El 1 de diciembre de 1991, los ucranianos asestaron el golpe definitivo a la URSS al votar de manera abrumada por la independencia. Los países bálticos ya habían desaparecido, al igual que Moldavia y buena parte del Cáucaso. Pero los bielorrusos y los centroasiáticos, que contaban con un suministro continuo de gas y petróleo subvencionado por Rusia, no tenían prisa por marcharse. Incluso Kazajstán, rico en recursos, dudaba sobre la independencia, en parte debido a su gran población rusa y eslava. Sin embargo, la decisión rusa de reconocer la independencia de Ucrania y no soportar la carga económica de la Unión sin los importantes recursos humanos y económicos de Ucrania supuso el fin de la URSS. Los bielorrusos y los centroasiáticos también tuvieron que marcharse, voluntariamente o no.

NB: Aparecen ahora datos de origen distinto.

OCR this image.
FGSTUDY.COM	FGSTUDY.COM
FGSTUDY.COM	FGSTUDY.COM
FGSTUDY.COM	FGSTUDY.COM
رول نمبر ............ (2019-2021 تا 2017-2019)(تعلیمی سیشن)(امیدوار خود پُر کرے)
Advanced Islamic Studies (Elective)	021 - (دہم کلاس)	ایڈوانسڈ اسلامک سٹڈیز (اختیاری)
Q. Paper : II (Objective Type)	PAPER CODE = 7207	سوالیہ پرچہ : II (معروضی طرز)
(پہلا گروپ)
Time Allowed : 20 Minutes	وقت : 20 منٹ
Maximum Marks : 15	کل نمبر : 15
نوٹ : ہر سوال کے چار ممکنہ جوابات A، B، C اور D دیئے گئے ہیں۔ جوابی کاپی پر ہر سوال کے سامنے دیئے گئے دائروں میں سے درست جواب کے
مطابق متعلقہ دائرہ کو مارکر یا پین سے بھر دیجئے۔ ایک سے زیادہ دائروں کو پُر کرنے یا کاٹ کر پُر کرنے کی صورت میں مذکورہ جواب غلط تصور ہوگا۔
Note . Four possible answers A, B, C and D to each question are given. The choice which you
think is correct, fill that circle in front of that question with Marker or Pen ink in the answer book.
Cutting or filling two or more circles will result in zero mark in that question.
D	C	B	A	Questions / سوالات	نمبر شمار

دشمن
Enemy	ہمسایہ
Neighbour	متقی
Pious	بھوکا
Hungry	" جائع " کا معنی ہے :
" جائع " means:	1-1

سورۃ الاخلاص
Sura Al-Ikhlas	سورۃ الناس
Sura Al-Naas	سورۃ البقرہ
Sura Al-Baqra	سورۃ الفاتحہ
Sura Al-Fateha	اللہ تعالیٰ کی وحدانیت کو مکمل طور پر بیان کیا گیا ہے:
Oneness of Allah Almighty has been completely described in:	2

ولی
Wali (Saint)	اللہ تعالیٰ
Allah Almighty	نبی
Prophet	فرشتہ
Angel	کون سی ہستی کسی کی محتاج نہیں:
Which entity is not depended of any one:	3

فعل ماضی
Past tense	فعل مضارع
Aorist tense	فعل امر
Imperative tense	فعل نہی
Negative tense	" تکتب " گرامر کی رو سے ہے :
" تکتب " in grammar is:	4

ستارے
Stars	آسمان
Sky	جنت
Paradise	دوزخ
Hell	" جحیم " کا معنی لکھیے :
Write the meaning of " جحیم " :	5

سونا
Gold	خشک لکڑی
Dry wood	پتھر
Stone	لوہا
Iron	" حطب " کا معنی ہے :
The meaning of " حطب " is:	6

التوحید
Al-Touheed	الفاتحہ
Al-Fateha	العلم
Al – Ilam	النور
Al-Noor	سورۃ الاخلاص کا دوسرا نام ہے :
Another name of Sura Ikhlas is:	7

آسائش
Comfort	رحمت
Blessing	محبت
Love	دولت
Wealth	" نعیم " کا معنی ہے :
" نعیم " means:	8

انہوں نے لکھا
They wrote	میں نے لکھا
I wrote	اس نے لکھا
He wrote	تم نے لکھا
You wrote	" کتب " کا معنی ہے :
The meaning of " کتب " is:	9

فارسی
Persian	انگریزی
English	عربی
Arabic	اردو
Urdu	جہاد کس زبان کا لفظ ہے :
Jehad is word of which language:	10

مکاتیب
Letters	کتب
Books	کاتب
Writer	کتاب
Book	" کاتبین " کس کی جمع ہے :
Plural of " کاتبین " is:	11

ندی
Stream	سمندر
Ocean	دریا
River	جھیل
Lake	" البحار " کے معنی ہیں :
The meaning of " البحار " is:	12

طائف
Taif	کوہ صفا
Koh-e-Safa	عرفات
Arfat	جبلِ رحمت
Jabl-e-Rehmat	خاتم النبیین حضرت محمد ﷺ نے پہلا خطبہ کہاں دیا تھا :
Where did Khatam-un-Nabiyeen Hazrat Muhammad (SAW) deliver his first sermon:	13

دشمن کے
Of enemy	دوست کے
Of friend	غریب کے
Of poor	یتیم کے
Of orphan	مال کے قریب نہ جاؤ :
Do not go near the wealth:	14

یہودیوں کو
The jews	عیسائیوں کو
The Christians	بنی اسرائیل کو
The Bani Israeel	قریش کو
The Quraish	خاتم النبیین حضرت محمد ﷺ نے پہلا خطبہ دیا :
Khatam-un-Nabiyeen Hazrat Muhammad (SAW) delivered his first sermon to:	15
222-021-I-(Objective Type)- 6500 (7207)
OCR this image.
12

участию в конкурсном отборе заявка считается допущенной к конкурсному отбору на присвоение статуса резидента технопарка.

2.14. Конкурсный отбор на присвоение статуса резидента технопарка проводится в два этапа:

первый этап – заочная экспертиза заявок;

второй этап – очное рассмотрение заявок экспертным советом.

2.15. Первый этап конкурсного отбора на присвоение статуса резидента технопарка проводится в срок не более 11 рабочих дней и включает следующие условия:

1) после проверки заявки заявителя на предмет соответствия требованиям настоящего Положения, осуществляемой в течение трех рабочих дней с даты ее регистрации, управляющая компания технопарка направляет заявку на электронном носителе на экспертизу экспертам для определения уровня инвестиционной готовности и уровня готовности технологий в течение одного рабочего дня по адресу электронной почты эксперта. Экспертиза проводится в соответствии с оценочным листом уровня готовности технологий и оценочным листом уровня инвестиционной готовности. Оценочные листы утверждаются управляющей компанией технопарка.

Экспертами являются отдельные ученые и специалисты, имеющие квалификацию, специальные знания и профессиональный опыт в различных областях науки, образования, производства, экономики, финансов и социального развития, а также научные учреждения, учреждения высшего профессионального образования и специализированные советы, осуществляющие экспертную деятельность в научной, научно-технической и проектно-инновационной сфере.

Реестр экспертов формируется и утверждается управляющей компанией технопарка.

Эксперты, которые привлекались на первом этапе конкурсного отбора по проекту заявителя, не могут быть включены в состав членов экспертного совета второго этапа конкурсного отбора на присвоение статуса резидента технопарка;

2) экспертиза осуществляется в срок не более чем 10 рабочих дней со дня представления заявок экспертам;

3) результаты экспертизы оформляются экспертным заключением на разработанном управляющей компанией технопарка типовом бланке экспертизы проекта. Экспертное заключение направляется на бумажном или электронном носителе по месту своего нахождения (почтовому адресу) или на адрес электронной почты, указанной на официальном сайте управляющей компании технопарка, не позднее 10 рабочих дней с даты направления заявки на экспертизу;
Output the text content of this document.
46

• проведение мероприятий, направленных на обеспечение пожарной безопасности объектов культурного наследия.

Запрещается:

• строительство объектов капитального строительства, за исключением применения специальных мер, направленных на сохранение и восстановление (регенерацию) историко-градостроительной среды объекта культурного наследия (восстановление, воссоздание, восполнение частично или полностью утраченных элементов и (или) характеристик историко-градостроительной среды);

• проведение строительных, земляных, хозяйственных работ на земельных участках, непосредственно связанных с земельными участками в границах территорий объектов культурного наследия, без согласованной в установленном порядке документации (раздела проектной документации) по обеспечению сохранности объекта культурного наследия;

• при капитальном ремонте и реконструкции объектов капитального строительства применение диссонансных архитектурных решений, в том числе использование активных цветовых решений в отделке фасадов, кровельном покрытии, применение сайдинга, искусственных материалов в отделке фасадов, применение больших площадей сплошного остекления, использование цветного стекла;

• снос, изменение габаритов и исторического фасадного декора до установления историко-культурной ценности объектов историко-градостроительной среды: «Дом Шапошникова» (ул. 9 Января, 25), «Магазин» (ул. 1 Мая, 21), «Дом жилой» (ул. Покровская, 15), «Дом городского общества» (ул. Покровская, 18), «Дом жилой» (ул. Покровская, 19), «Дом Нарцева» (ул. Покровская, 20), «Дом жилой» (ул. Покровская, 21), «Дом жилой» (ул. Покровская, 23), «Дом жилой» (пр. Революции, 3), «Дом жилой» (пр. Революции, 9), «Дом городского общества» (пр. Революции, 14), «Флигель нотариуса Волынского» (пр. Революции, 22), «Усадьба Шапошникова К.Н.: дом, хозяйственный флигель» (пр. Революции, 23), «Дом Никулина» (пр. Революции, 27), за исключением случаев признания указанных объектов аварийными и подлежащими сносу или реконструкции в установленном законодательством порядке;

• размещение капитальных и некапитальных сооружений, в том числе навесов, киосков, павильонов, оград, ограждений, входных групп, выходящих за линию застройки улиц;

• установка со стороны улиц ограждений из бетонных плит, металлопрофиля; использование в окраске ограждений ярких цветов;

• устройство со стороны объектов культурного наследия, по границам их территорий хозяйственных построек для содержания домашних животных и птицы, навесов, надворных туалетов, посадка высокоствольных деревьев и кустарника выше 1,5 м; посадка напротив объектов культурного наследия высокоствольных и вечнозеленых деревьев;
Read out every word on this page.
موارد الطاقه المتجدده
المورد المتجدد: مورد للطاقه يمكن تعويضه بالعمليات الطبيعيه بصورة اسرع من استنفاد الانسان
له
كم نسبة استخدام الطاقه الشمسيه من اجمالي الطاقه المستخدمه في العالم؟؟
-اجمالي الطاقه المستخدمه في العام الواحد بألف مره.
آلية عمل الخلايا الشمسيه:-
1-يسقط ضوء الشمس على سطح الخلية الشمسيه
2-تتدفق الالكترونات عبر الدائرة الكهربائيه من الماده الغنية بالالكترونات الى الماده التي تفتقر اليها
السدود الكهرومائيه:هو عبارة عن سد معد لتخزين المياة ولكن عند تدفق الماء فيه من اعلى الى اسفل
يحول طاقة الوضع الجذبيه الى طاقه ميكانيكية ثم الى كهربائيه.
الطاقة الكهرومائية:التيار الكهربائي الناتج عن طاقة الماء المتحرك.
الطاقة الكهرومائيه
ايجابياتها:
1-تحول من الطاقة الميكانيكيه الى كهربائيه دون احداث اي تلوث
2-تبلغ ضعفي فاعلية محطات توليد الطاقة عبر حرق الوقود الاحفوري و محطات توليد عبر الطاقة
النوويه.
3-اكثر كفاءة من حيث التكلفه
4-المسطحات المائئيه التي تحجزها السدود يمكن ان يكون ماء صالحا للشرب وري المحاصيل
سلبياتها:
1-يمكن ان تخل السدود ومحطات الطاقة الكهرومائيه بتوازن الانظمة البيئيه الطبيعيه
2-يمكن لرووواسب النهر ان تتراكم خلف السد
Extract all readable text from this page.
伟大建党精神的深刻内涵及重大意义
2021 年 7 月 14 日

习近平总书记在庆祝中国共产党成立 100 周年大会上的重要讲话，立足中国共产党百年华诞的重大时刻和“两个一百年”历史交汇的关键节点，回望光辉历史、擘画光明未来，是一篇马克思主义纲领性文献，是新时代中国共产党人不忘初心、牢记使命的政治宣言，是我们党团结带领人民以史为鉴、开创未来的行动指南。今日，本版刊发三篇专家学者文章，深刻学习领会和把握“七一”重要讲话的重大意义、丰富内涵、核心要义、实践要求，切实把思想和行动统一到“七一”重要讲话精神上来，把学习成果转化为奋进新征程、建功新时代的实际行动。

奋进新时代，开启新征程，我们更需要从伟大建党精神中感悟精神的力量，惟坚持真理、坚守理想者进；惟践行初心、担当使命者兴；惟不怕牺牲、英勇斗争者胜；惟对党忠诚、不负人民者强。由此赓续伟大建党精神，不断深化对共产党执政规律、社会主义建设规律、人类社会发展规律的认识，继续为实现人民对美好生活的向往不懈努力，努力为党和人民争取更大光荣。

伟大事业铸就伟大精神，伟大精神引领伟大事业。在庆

El 25 de diciembre de 1991, Gorbachov anunció su dimisión como presidente cuando la Unión Soviética ya había dejado de existir como entidad jurídica, al haber sido disuelta formalmente por los líderes de las repúblicas que la integraban. Aquello resultó ser el principio del proceso de desintegración, no su final.
La democracia no llegó a todas partes
La caída de la URSS, lejos de ser un triunfo de la democracia, como se imaginaba en 1991, fue una victoria de los nacionalistas, los demócratas y los apparatchiks de los partidos, con papeles e ideologías diferentes de una república a otra. En algunos casos, fueron los elementos más conservadores de la élite soviética quienes se consolidaron el poder.
Los distintos caminos hacia la independencia que tomaron las diferentes repúblicas no podían sino influir en la trayectoria postsoviética de los Estados ahora formalmente independientes. Con la notable excepción de los países de Asia Central, comenzaron por democratizar su vida política y sus instituciones en un grado significativo, pero no todos fueron capaces de mantener o mejorar ese nivel de democracia a lo largo de los tumultuosos años de la transición postsoviética. De hecho, la mayoría de ellos no lo consiguió. La democracia solo tuvo pleno éxito en los Estados bálticos, donde resultó ser más duradera y resistente a las presiones autoritarias que incluso en los países del antiguo bloque comunista de Europa del Este, en especial en Hungría y Polonia. La democracia en forma de elecciones competitivas sobrevivió en Ucrania, Moldavia, Georgia, Armenia y, hasta cierto punto, en Kirguistán, una excepción entre los Estados de Asia Central en este sentido. Nunca despegó en el resto de Asia Central, incluidos Kazajstán, Uzbekistán, Turkmenistán y Tayikistán.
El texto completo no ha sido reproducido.